West Nile Virus Found in Cambridge

State health officials have discovered West Nile Virus in Cambridge mosquito populations, and yesterday announced that two new human cases have been identified in Massachusetts.

Three cases of human West Nile Virus had been found in Massachusetts earlier in the summer, but the new cases differed in that state health officials believe the residents—one from Arlington, the other from Worchester—contracted the disease in Massachusetts.

Despite the recent cases, and the discovery earlier this month of infected mosquito populations just north of Mount Auburn Cemetery, the University’s West Nile Virus Task Force does not consider it an immediate threat.

The mosquito-borne virus, which can be lethal to humans in a small minority of cases, has surfaced in the greater Boston area every year since it first appeared in the state in 2000, according to Sam Lipson, the city’s director of environmental health.

Lipson said that the development should not dramatically raise concerns about the disease.

“A number of factors point to a low risk to humans,” he said.

Lipson advised using insect repellent, wearing covering clothing, and eliminating standing water to reduce the risk of virus-transmitting bites.
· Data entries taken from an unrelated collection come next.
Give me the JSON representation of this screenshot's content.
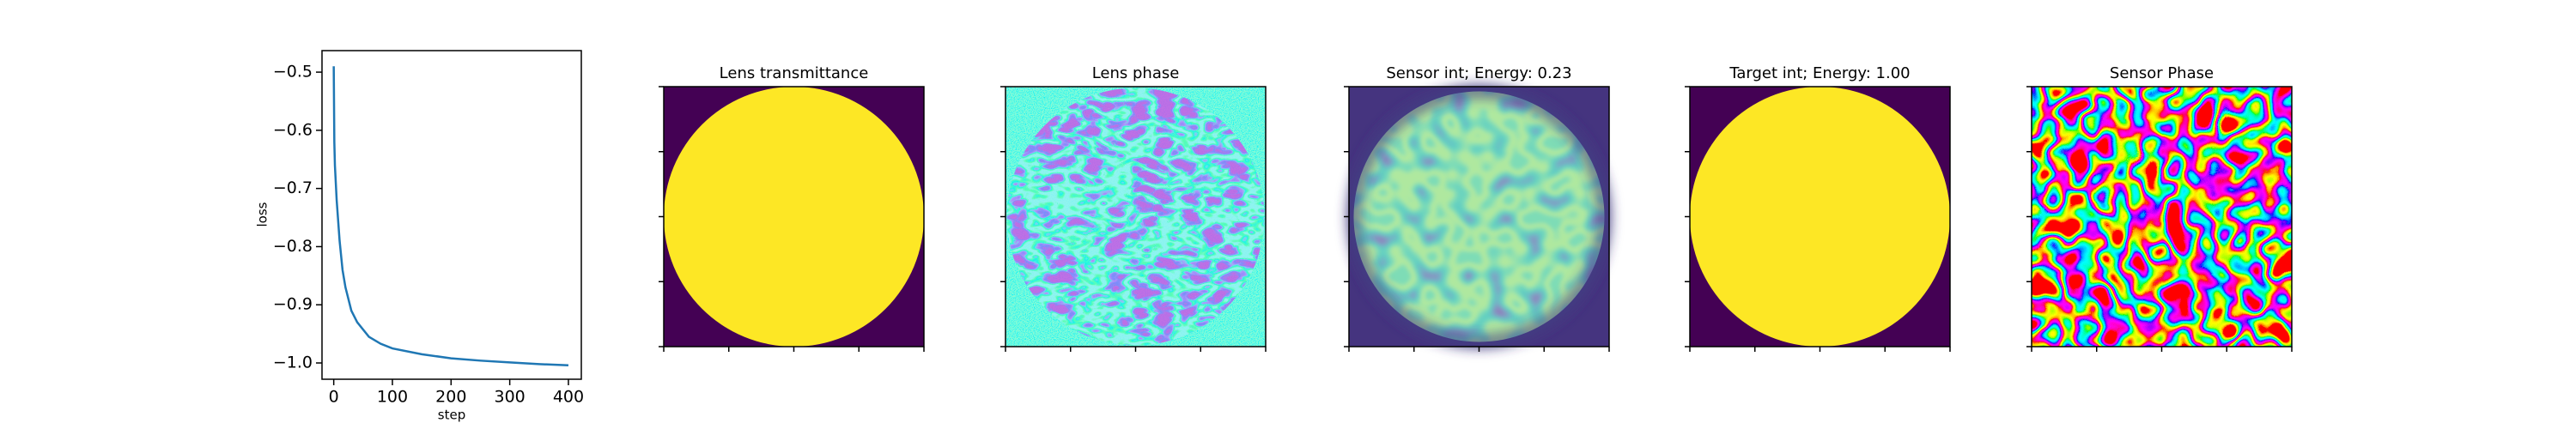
{
  "chart_data": {
    "type": "line",
    "xlabel": "step",
    "ylabel": "loss",
    "color": "#1f77b4",
    "x": [
      0,
      1,
      2,
      5,
      10,
      15,
      20,
      30,
      40,
      60,
      80,
      100,
      150,
      200,
      250,
      300,
      350,
      400
    ],
    "values": [
      -0.49,
      -0.62,
      -0.66,
      -0.72,
      -0.79,
      -0.84,
      -0.87,
      -0.91,
      -0.93,
      -0.955,
      -0.967,
      -0.975,
      -0.985,
      -0.992,
      -0.996,
      -0.999,
      -1.002,
      -1.004
    ],
    "xlim": [
      -20,
      422
    ],
    "ylim": [
      -1.028,
      -0.463
    ],
    "xticks": [
      0,
      100,
      200,
      300,
      400
    ],
    "yticks": [
      {
        "value": -0.5,
        "label": "−0.5"
      },
      {
        "value": -0.6,
        "label": "−0.6"
      },
      {
        "value": -0.7,
        "label": "−0.7"
      },
      {
        "value": -0.8,
        "label": "−0.8"
      },
      {
        "value": -0.9,
        "label": "−0.9"
      },
      {
        "value": -1.0,
        "label": "−1.0"
      }
    ]
  },
  "panels": [
    {
      "title": "Lens transmittance"
    },
    {
      "title": "Lens phase"
    },
    {
      "title": "Sensor int; Energy: 0.23"
    },
    {
      "title": "Target int; Energy: 1.00"
    },
    {
      "title": "Sensor Phase"
    }
  ]
}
Gary Alpert, Harvard’s entomology officer of environmental health, said an unusually dry August and cooling temperatures, which eliminate potentially dangerous mosquito populations, would soon put an end to the threat this year.

Harvard’s task force would convene in the event of a more urgent incident involving the virus in Cambridge, according to Alpert.

“We have not had any illness whatever with West Nile Virus at Harvard ever,” he said, noting that any cases in Cambridge would immediately trigger a response from the task force.

Alpert added that the task force responded by spraying insecticide several years ago when infected mosquito pools were discovered but that they had since decided that a greater threat is required for response.

The West Nile Virus first appeared in North America in the summer of 1999 and has since spread throughout the North American continent.